Blob Blame History Raw
From b23b5b32250e5a03e4cc38ccf973e25e63ccc6d9 Mon Sep 17 00:00:00 2001
From: "Richard W.M. Jones" <rjones@redhat.com>
Date: Thu, 12 Sep 2019 10:38:48 +0100
Subject: [PATCH 3/3] interop: Retry TCP connections to qemu-nbd.

The test interop-qemu-nbd-tls-certs frequently fails on slow (32 bit)
machines in Fedora Koji.  (Is crypto slow on these already overloaded
machines?)

As we cannot wait for a signal when qemu-nbd is ready start serving,
we have to use a sleep.  The current sleep is 5 seconds, which is not
long enough.  Making the sleep longer would work but is inconsiderate
for people using faster machines.  Therefore replace this with a retry
loop with exponential backoff.

I tested this with a simple wrapper around qemu-nbd which did:

  sleep 5; exec /usr/bin/qemu-nbd "$@"
---
 interop/interop.c | 19 +++++++++++++------
 1 file changed, 13 insertions(+), 6 deletions(-)

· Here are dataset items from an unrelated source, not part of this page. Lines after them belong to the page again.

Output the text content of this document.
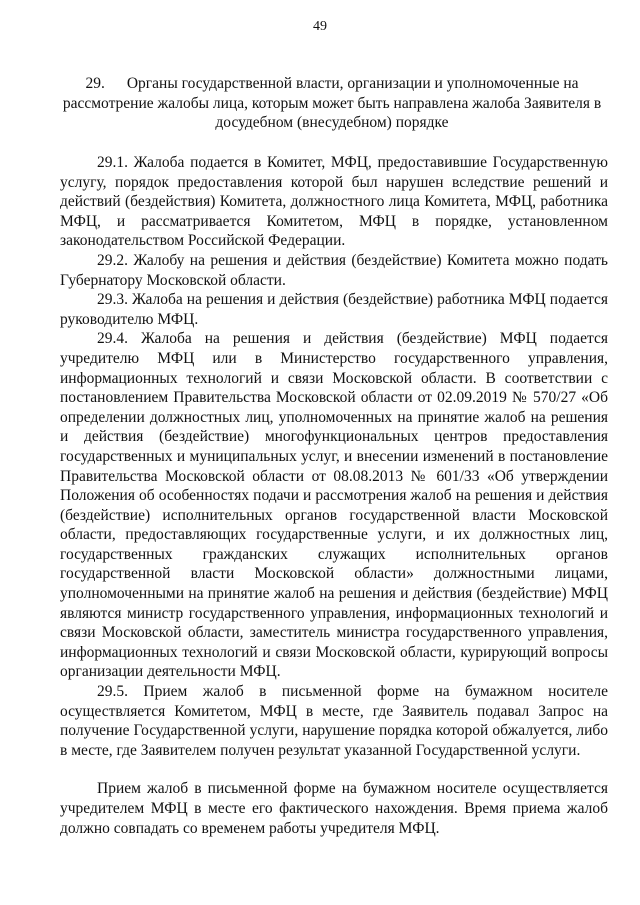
49
29. Органы государственной власти, организации и уполномоченные на рассмотрение жалобы лица, которым может быть направлена жалоба Заявителя в досудебном (внесудебном) порядке

29.1. Жалоба подается в Комитет, МФЦ, предоставившие Государственную услугу, порядок предоставления которой был нарушен вследствие решений и действий (бездействия) Комитета, должностного лица Комитета, МФЦ, работника МФЦ, и рассматривается Комитетом, МФЦ в порядке, установленном законодательством Российской Федерации.

29.2. Жалобу на решения и действия (бездействие) Комитета можно подать Губернатору Московской области.

29.3. Жалоба на решения и действия (бездействие) работника МФЦ подается руководителю МФЦ.

29.4. Жалоба на решения и действия (бездействие) МФЦ подается учредителю МФЦ или в Министерство государственного управления, информационных технологий и связи Московской области. В соответствии с постановлением Правительства Московской области от 02.09.2019 № 570/27 «Об определении должностных лиц, уполномоченных на принятие жалоб на решения и действия (бездействие) многофункциональных центров предоставления государственных и муниципальных услуг, и внесении изменений в постановление Правительства Московской области от 08.08.2013 № 601/33 «Об утверждении Положения об особенностях подачи и рассмотрения жалоб на решения и действия (бездействие) исполнительных органов государственной власти Московской области, предоставляющих государственные услуги, и их должностных лиц, государственных гражданских служащих исполнительных органов государственной власти Московской области» должностными лицами, уполномоченными на принятие жалоб на решения и действия (бездействие) МФЦ являются министр государственного управления, информационных технологий и связи Московской области, заместитель министра государственного управления, информационных технологий и связи Московской области, курирующий вопросы организации деятельности МФЦ.

29.5. Прием жалоб в письменной форме на бумажном носителе осуществляется Комитетом, МФЦ в месте, где Заявитель подавал Запрос на получение Государственной услуги, нарушение порядка которой обжалуется, либо в месте, где Заявителем получен результат указанной Государственной услуги.

Прием жалоб в письменной форме на бумажном носителе осуществляется учредителем МФЦ в месте его фактического нахождения. Время приема жалоб должно совпадать со временем работы учредителя МФЦ.
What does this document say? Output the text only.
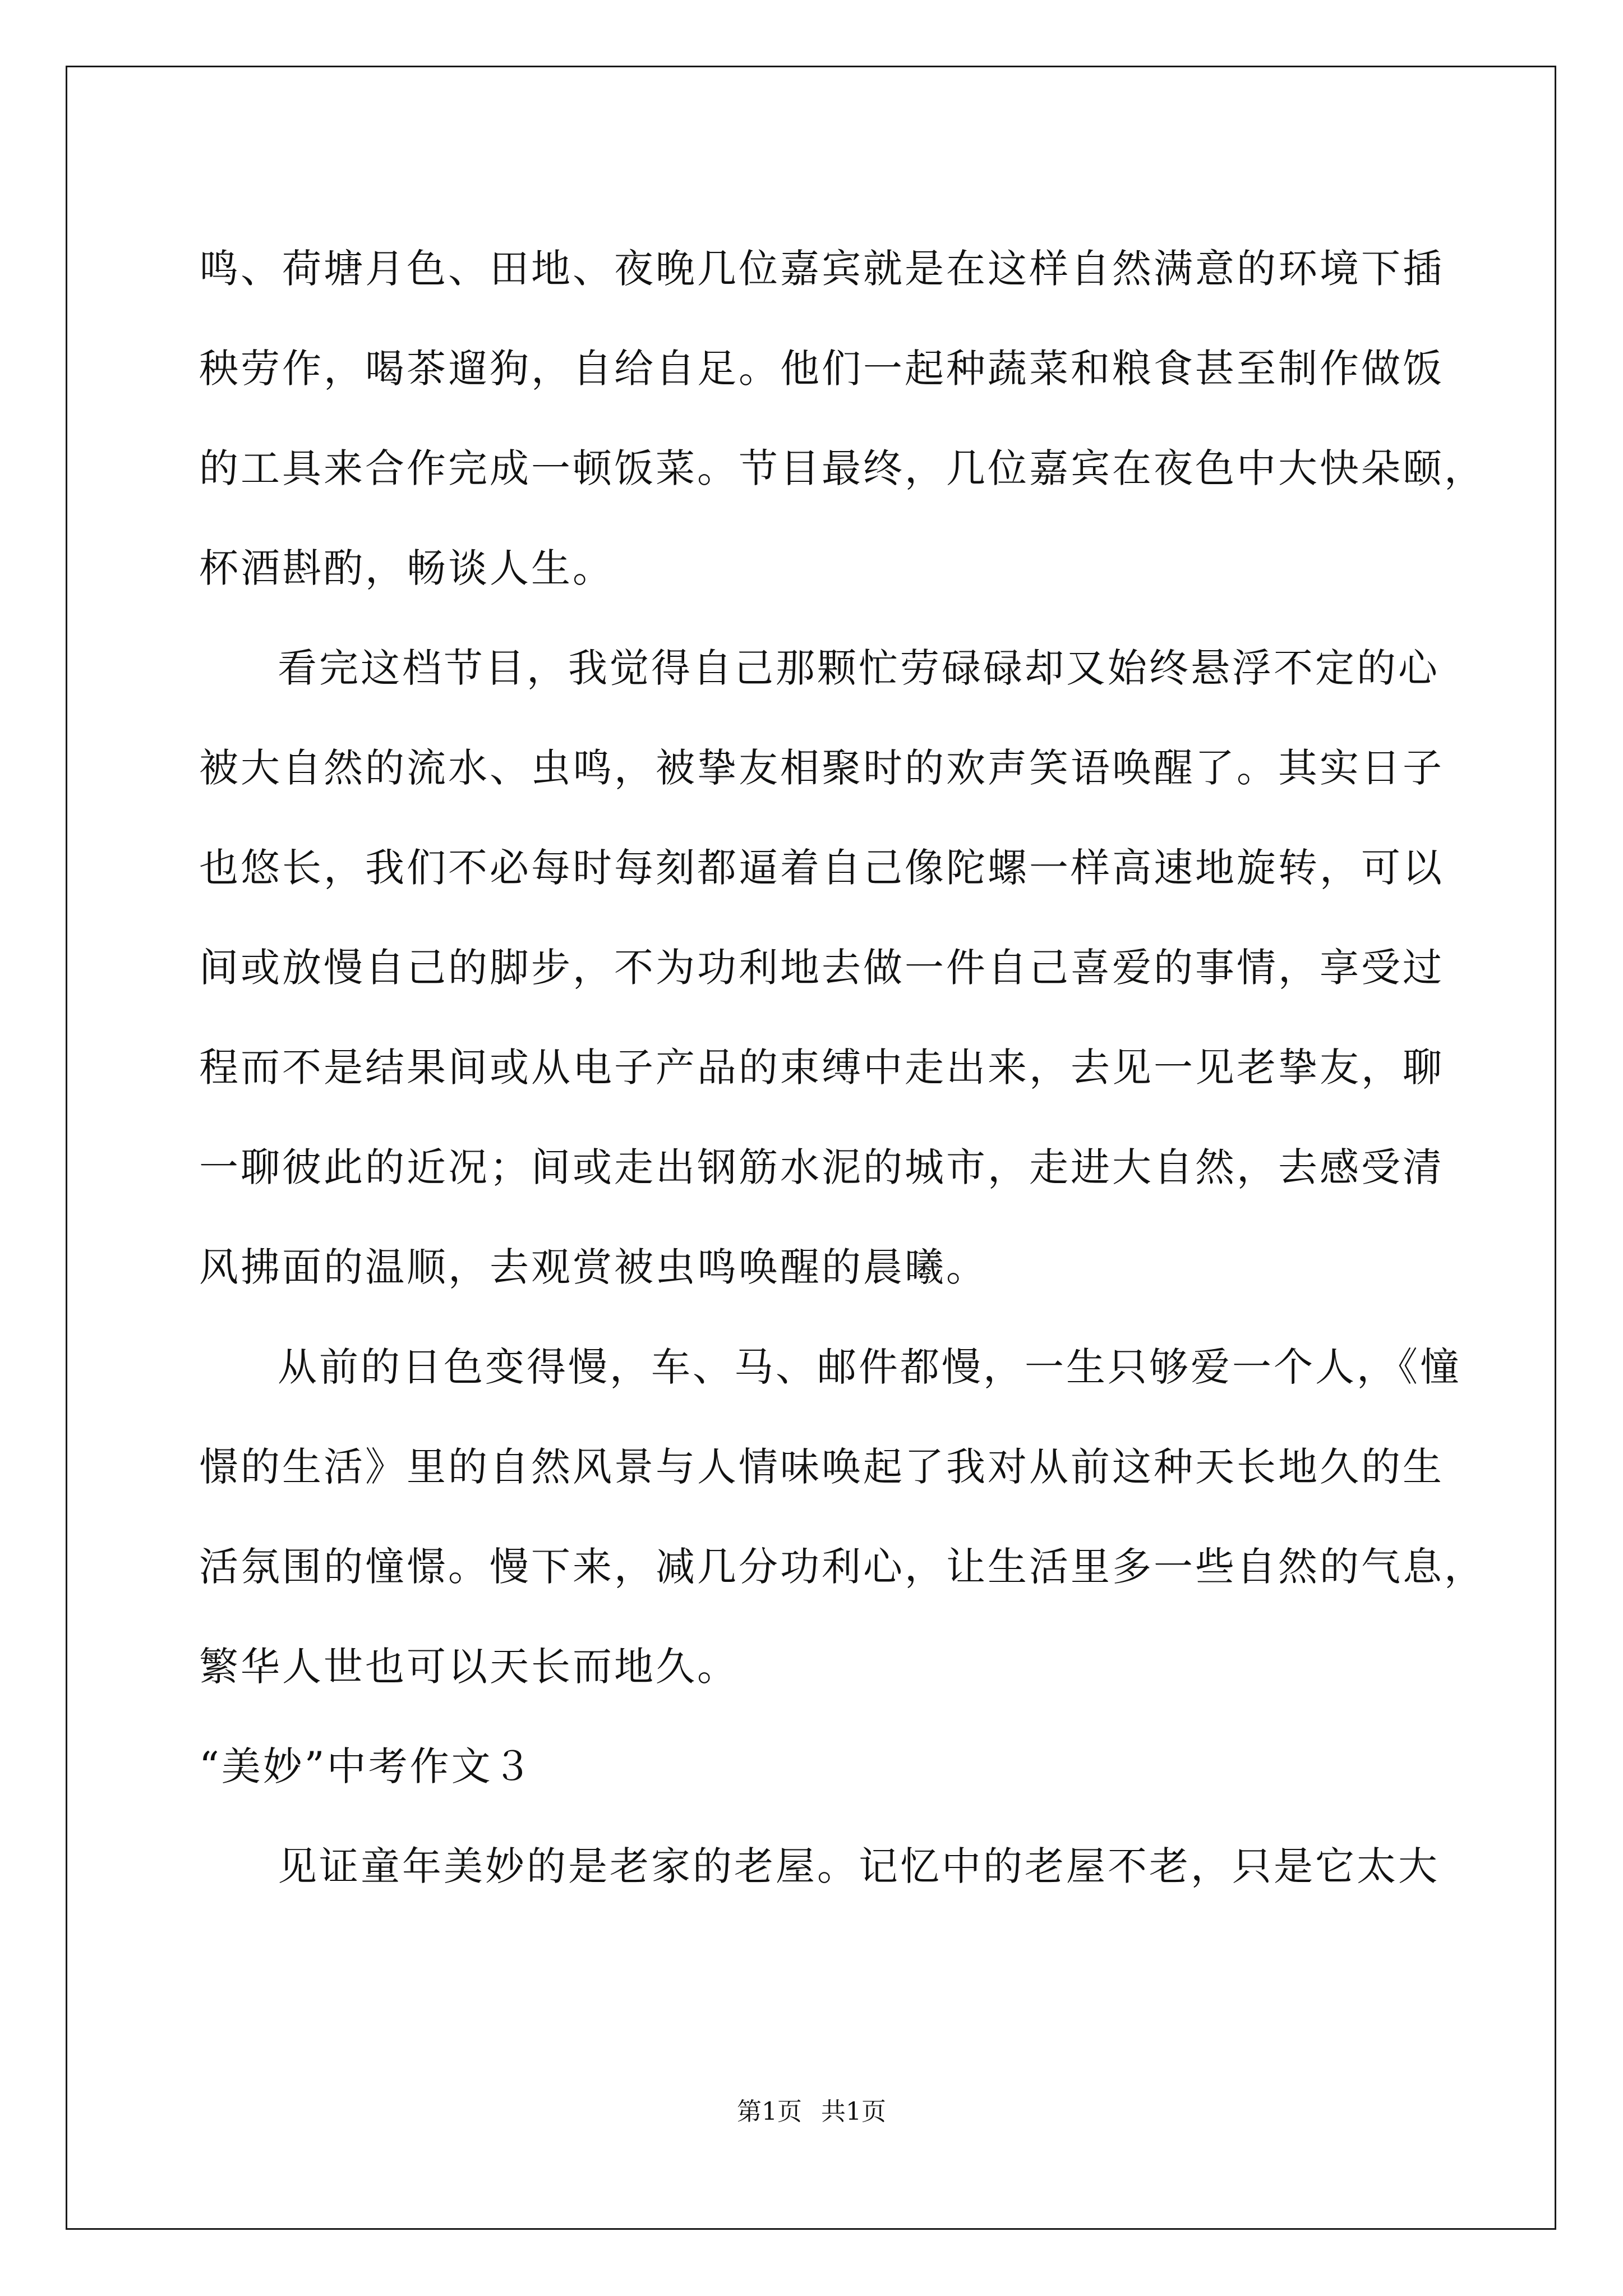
鸣、荷塘月色、田地、夜晚几位嘉宾就是在这样自然满意的环境下插
秧劳作，喝茶遛狗，自给自足。他们一起种蔬菜和粮食甚至制作做饭
的工具来合作完成一顿饭菜。节目最终，几位嘉宾在夜色中大快朵颐，
杯酒斟酌，畅谈人生。

看完这档节目，我觉得自己那颗忙劳碌碌却又始终悬浮不定的心
被大自然的流水、虫鸣，被挚友相聚时的欢声笑语唤醒了。其实日子
也悠长，我们不必每时每刻都逼着自己像陀螺一样高速地旋转，可以
间或放慢自己的脚步，不为功利地去做一件自己喜爱的事情，享受过
程而不是结果间或从电子产品的束缚中走出来，去见一见老挚友，聊
一聊彼此的近况；间或走出钢筋水泥的城市，走进大自然，去感受清
风拂面的温顺，去观赏被虫鸣唤醒的晨曦。

从前的日色变得慢，车、马、邮件都慢，一生只够爱一个人，《憧
憬的生活》里的自然风景与人情味唤起了我对从前这种天长地久的生
活氛围的憧憬。慢下来，减几分功利心，让生活里多一些自然的气息，
繁华人世也可以天长而地久。

“美妙”中考作文３

见证童年美妙的是老家的老屋。记忆中的老屋不老，只是它太大

第1页 共1页
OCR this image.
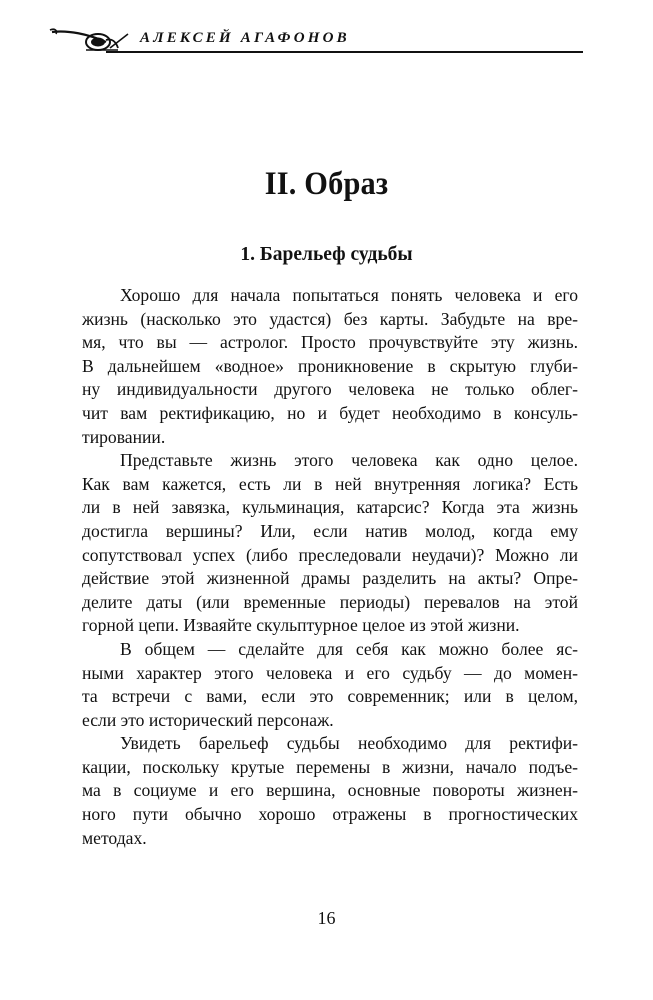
АЛЕКСЕЙ АГАФОНОВ
II. Образ
1. Барельеф судьбы
Хорошо для начала попытаться понять человека и его
жизнь (насколько это удастся) без карты. Забудьте на вре-
мя, что вы — астролог. Просто прочувствуйте эту жизнь.
В дальнейшем «водное» проникновение в скрытую глуби-
ну индивидуальности другого человека не только облег-
чит вам ректификацию, но и будет необходимо в консуль-
тировании.
Представьте жизнь этого человека как одно целое.
Как вам кажется, есть ли в ней внутренняя логика? Есть
ли в ней завязка, кульминация, катарсис? Когда эта жизнь
достигла вершины? Или, если натив молод, когда ему
сопутствовал успех (либо преследовали неудачи)? Можно ли
действие этой жизненной драмы разделить на акты? Опре-
делите даты (или временные периоды) перевалов на этой
горной цепи. Изваяйте скульптурное целое из этой жизни.
В общем — сделайте для себя как можно более яс-
ными характер этого человека и его судьбу — до момен-
та встречи с вами, если это современник; или в целом,
если это исторический персонаж.
Увидеть барельеф судьбы необходимо для ректифи-
кации, поскольку крутые перемены в жизни, начало подъе-
ма в социуме и его вершина, основные повороты жизнен-
ного пути обычно хорошо отражены в прогностических
методах.
16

diff --git a/interop/interop.c b/interop/interop.c
index 662d871..a3ab39b 100644
--- a/interop/interop.c
+++ b/interop/interop.c
@@ -28,6 +28,7 @@
 #include <fcntl.h>
 #include <time.h>
 #include <signal.h>
+#include <errno.h>
 #include <sys/types.h>
 
 #include <libnbd.h>
@@ -44,6 +45,7 @@ main (int argc, char *argv[])
   int port;
   char port_str[16];
   pid_t pid = -1;
+  int retry;
 #endif
   int64_t actual_size;
   char buf[512];
@@ -114,14 +116,19 @@ main (int argc, char *argv[])
   }
 
   /* Unfortunately there's no good way to wait for qemu-nbd to start
-   * serving, so ...
+   * serving, so we need to retry here.
    */
-  sleep (5);
-
-  if (nbd_connect_tcp (nbd, "localhost", port_str) == -1) {
-    fprintf (stderr, "%s\n", nbd_get_error ());
-    goto out;
+  for (retry = 0; retry < 5; ++retry) {
+    sleep (1 << retry);
+    if (nbd_connect_tcp (nbd, "localhost", port_str) == -1) {
+      fprintf (stderr, "%s\n", nbd_get_error ());
+      if (nbd_get_errno () != ECONNREFUSED)
+        goto out;
+    }
+    else break;
   }
+  if (retry == 5)
+    goto out;
 
 #else /* !SERVE_OVER_TCP */
 
-- 
2.23.0